A comprehensive change detection analysis of the UAV-SfM digital model was performed to detect point and face changes in the 2D digital model from the perspective of point and face elements defined as geographic entities. The DSM detects point errors, the DOM detects face change information, and the body change detection was performed in the 3D DIM point cloud. In the experiment of this study, points were randomly selected in the face change detection area of the 2D DOM, and the elevation values were extracted from the two DSM phases to the same point. Subsequently, the difference between the points in the area was generated, and the elevation difference between the check points in the area ranged from 0 to 0.05 m, suggesting that the DJI Phantom 4 RTK is capable of conforming to the requirements of ground observation in the highland. As revealed by the above result, the DJI Phantom 4 RTK can conform to the requirements of ground observation with a certain degree of accuracy in the mountainous region of the ring, and the quality of the data is ensured to a certain extent, such that a solid foundation is laid for the subsequent processing of a wide variety of models.

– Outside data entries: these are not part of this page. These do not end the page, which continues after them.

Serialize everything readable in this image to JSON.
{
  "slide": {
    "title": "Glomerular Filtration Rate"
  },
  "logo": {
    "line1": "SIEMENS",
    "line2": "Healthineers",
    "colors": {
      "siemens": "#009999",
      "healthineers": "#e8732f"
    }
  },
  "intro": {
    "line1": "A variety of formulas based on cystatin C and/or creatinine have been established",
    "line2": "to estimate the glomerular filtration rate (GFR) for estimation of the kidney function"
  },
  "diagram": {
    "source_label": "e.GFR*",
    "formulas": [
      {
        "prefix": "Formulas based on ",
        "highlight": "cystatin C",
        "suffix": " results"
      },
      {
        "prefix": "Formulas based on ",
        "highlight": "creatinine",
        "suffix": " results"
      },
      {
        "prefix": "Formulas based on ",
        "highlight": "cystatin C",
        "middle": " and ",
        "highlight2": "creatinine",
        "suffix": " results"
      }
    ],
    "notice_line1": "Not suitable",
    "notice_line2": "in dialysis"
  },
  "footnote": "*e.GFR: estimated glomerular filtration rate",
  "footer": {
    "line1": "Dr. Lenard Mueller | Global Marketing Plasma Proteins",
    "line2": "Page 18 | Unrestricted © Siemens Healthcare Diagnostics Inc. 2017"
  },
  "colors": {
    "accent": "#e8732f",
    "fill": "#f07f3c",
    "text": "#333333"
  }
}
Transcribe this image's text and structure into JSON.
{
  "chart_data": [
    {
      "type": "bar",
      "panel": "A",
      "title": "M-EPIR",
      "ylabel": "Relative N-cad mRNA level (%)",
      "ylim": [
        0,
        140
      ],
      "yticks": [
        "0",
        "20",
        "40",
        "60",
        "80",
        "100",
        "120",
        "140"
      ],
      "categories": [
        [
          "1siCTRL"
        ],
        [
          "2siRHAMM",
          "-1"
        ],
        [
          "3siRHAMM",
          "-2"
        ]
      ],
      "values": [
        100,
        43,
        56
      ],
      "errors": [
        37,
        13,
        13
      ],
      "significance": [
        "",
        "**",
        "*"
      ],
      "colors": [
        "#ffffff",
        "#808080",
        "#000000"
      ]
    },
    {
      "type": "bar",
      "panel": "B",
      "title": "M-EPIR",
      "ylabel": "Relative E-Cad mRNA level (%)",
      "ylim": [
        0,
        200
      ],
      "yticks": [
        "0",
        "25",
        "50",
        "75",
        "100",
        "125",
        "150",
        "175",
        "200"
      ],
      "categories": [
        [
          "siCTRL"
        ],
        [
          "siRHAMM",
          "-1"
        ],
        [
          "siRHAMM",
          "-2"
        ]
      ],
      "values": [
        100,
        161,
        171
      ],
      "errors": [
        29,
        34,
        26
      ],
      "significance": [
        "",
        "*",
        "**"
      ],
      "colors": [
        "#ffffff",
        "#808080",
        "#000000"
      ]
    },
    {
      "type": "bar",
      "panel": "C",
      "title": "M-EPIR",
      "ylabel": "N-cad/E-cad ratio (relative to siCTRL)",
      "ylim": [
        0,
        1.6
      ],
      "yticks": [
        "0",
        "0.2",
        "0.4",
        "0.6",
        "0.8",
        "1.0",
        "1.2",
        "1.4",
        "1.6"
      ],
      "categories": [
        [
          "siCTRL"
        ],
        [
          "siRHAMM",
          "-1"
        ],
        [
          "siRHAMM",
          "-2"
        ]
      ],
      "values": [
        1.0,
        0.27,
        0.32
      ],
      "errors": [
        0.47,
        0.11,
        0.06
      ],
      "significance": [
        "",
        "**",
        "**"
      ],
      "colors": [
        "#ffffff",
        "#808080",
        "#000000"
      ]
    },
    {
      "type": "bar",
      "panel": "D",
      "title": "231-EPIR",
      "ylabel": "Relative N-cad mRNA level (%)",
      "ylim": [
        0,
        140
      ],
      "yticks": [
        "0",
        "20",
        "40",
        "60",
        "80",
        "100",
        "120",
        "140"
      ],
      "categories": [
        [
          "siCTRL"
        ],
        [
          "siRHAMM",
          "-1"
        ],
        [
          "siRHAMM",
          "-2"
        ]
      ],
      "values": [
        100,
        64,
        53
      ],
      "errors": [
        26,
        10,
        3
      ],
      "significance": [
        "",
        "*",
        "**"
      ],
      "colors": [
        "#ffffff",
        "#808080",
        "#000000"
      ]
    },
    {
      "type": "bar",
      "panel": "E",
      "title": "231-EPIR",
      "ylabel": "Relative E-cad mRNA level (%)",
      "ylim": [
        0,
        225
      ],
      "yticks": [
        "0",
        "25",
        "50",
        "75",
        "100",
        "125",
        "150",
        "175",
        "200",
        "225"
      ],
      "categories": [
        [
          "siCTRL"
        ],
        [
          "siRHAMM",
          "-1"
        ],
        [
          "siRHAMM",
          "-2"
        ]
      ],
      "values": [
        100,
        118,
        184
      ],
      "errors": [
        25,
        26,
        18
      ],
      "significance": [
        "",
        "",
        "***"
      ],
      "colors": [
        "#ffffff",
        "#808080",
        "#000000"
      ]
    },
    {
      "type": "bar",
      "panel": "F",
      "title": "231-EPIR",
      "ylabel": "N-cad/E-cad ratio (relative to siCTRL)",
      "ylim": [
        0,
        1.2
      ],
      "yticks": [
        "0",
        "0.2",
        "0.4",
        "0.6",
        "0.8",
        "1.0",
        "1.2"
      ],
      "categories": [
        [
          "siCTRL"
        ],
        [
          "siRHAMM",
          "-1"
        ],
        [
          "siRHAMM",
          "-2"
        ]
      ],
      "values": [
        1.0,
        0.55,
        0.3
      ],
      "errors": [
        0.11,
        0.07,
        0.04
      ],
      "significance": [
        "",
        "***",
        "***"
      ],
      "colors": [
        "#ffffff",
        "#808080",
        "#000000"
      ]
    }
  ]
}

The change in elevation turned out to be more prominent in the rainy season than in the dry season with the 2D DSM, the surface change detection of the DOM was affected by the season, and the main change categories comprised bare soil and vegetation. Moreover, the change areas on both sides of the ridge were indicated by the change detection in the 3D DIM point cloud. The UAV-SfM technique can be combined with other technical means and information for the in-depth validation and analysis of the causes of changes in the mountains affected by natural conditions.